12.18.2009

Up and down Grand Avenue


Last night we had plans. Grand plans. We were off to my favorite place in the world. I go to the Alley for steaks and Manhattans, for the old men and the old songs, for the patina of a place that’s been around since 1938. I was excited to introduce Max to Bernice behind the bar and to see Paul and the other guys at the piano and to take my turn with a Cole Porter tune. We’d get the steaks and manhattans and make the mistake a nightcap we’d regret in the morning.

But no dice. We got to the Alley and it was shuttered until 1.11.

So we made other plans. Grand plans. From some blog or other, I’d heard of the Grand Tavern and cursory research and vetting on yelp seemed to support the idea. So we headed up Grand Ave.

But we got there, and something felt off. The open sign was oddly hand-made and inexplicably wrapped in saran wrap. The front steps of the craftsman-style house were a little dark. The only thing that indicated this was really a restaurant was the clamor coming from down the front hall. I thought, “We’ll check out the menu, and then we’ll see.” But soon we were sitting in something of a living room, surrounded by the cacophony that can only come from forty-odd people packed into a wood-paneled room with nothing but an area rug to dampen the sound. Plus, our server advised us, someone had just proposed, so everyone was feeling, well, festive. And loud.

Looking over the menu, our hesitation continued unabated. There was something off both in layout and content. There seemed to be a lot of “sour cream sauces” and they offered something called “social skin fries,” that sounded more like something you should see a dermatologist for than order as an appetizer. I ordered a Ward 8 from the cocktail list, M got a beer, and as our waiter walked away, I thought, “we still have time to cancel it. Where else can we go?”

But we pressed on and every instinct I had to turn back was validated by the next step in the meal. We were going to start with the “fresh carrot mash,” the first thing on the menu, but were immediately advised by our server that it was “very sweet,” seemingly steering us away from it as an app option. Then why was it first on the menu? We skipped the course entirely and ordered mains. Steak for me, the Onion Lamb Shank for M. We hoped the entrée could overcome its name and deliver something better than it sounded.

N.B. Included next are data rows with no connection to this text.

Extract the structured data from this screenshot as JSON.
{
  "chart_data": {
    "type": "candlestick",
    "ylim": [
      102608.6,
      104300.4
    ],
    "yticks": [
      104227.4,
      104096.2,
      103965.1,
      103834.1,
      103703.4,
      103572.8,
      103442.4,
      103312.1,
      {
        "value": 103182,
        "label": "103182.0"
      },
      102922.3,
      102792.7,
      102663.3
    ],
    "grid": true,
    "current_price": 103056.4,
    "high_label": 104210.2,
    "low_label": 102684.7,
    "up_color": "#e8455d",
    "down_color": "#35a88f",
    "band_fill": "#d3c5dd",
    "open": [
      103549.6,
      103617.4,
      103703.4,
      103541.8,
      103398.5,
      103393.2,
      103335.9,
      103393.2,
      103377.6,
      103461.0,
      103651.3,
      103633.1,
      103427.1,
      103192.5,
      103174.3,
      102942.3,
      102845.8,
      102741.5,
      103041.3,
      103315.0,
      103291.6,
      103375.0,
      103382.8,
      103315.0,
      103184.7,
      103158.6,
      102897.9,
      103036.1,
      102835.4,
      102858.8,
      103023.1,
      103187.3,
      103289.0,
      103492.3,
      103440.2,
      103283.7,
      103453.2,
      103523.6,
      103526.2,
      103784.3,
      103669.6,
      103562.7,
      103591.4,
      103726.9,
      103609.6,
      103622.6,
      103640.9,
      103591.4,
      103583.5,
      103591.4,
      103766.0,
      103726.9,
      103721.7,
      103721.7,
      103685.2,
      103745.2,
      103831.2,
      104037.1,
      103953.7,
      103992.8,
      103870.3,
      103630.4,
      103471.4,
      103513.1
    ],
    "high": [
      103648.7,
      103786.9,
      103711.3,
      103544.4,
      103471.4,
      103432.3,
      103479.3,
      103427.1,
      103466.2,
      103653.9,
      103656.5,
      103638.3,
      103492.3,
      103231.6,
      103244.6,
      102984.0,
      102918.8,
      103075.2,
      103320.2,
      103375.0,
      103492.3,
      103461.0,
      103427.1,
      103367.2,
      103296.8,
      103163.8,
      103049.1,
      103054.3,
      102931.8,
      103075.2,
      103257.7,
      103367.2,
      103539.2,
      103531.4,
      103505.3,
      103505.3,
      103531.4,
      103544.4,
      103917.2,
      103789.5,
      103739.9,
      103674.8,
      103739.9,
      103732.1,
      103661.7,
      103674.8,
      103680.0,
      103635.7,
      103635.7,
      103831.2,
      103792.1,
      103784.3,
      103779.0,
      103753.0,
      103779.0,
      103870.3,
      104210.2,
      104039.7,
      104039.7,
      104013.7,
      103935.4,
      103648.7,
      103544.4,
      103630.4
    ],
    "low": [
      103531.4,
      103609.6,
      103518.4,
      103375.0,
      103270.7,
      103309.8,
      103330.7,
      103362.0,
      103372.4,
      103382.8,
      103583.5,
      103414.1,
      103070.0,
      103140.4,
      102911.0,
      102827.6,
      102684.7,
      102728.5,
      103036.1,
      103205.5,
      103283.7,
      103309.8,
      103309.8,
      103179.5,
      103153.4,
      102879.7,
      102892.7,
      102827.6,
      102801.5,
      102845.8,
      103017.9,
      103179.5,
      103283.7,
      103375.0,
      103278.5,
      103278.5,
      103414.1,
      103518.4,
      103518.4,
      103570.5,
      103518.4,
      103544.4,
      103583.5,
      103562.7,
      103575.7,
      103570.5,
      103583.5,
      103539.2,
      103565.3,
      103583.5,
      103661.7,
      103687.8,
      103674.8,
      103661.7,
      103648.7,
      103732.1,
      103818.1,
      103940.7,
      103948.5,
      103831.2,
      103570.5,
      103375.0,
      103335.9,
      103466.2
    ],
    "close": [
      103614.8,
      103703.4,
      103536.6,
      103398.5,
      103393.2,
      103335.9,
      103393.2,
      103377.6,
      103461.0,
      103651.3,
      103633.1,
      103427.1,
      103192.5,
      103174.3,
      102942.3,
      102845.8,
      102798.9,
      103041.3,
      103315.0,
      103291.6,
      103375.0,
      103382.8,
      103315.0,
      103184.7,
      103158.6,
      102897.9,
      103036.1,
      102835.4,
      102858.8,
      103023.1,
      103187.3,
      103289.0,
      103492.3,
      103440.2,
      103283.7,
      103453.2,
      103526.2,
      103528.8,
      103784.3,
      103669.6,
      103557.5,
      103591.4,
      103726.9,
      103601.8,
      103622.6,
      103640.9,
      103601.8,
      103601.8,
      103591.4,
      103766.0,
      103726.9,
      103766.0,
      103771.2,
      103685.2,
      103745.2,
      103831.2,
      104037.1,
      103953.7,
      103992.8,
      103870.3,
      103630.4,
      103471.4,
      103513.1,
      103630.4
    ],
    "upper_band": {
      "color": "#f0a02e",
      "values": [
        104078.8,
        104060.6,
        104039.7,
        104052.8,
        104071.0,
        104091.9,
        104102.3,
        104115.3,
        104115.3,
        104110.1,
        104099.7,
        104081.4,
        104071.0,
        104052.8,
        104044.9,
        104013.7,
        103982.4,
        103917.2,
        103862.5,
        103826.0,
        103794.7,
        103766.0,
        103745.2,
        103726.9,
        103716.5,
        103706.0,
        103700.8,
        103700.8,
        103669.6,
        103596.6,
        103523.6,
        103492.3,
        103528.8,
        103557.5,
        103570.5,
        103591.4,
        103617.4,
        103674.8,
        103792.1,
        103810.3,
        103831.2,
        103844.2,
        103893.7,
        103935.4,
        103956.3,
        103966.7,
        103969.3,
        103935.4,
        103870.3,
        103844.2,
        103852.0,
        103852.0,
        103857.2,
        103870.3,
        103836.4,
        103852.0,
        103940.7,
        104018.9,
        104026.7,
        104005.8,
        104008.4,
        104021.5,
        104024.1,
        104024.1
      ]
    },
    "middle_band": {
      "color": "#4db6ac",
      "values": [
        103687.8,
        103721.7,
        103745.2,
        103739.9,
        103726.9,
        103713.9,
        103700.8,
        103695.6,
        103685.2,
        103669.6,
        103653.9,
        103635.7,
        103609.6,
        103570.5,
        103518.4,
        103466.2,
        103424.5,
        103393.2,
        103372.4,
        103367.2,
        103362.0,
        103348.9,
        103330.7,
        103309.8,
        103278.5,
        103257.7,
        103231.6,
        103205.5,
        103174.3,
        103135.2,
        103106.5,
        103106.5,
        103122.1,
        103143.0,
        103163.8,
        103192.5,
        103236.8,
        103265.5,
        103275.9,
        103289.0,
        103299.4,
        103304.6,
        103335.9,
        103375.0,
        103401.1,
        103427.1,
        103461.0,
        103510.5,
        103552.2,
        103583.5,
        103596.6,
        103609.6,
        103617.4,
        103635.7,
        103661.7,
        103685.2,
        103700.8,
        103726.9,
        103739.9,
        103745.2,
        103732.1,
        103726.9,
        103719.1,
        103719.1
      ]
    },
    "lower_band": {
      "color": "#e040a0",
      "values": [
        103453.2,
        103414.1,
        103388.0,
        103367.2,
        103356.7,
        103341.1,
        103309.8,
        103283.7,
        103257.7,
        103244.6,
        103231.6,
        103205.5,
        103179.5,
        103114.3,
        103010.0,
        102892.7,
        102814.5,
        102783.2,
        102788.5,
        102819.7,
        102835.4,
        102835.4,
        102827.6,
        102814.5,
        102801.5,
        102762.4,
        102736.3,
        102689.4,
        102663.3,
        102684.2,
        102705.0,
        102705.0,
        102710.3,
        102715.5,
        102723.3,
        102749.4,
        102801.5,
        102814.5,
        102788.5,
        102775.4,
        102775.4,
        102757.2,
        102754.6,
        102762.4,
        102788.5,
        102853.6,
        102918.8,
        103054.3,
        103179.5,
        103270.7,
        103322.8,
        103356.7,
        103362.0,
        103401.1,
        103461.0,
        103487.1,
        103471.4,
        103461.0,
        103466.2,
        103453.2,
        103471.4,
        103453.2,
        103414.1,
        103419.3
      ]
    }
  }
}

It didn’t. My rib-eye was rife with sinew and the Onion Lamb Shank was confused by battling sauces and flavors. Two bites in, I was trying to figure out where we could head for dessert to rescue the evening. Adesso on Piedmont has dessert. We’d go there. As quickly as we could, we paid cash and left.

But heading down Grand we stopped short. There was something new, and just as those cues coming from the Grand Tavern told us to go away, this place was beckoning us to come in. Boot and Shoe service, was the name. From the votive-lit bar to the typewriter-reminiscent menu to the menu itself. Monterey bay sardines from the wood oven,mixed plate of cured meats, , margherita pizza, chocolate pot de crème. This is where we wanted to be.

My suggestion to go in was met with an enthusiastic yes, and soon we were in the back bar, and M came up with an even better suggestion. Let’s split a pizza, get a couple glasses of wine and save the truffles we picked up at Michael Micher for dessert. Done.

And where Grand Tavern had failed us at every turn , Boot and Shoe Service did us just right. From the service to the people, to the perfect pours of wine and the killer char on a marghertia pizza. This is where we wanted to be, and where we wanted to come back as soon as possible. They’d only been open a week, and from the crowd on a Thursday night, it’s clear they were doing something right.

So what did we learn? Trust your instincts over anything. When you’re right, you’re right, and by and large, well Yelp is very, very wrong.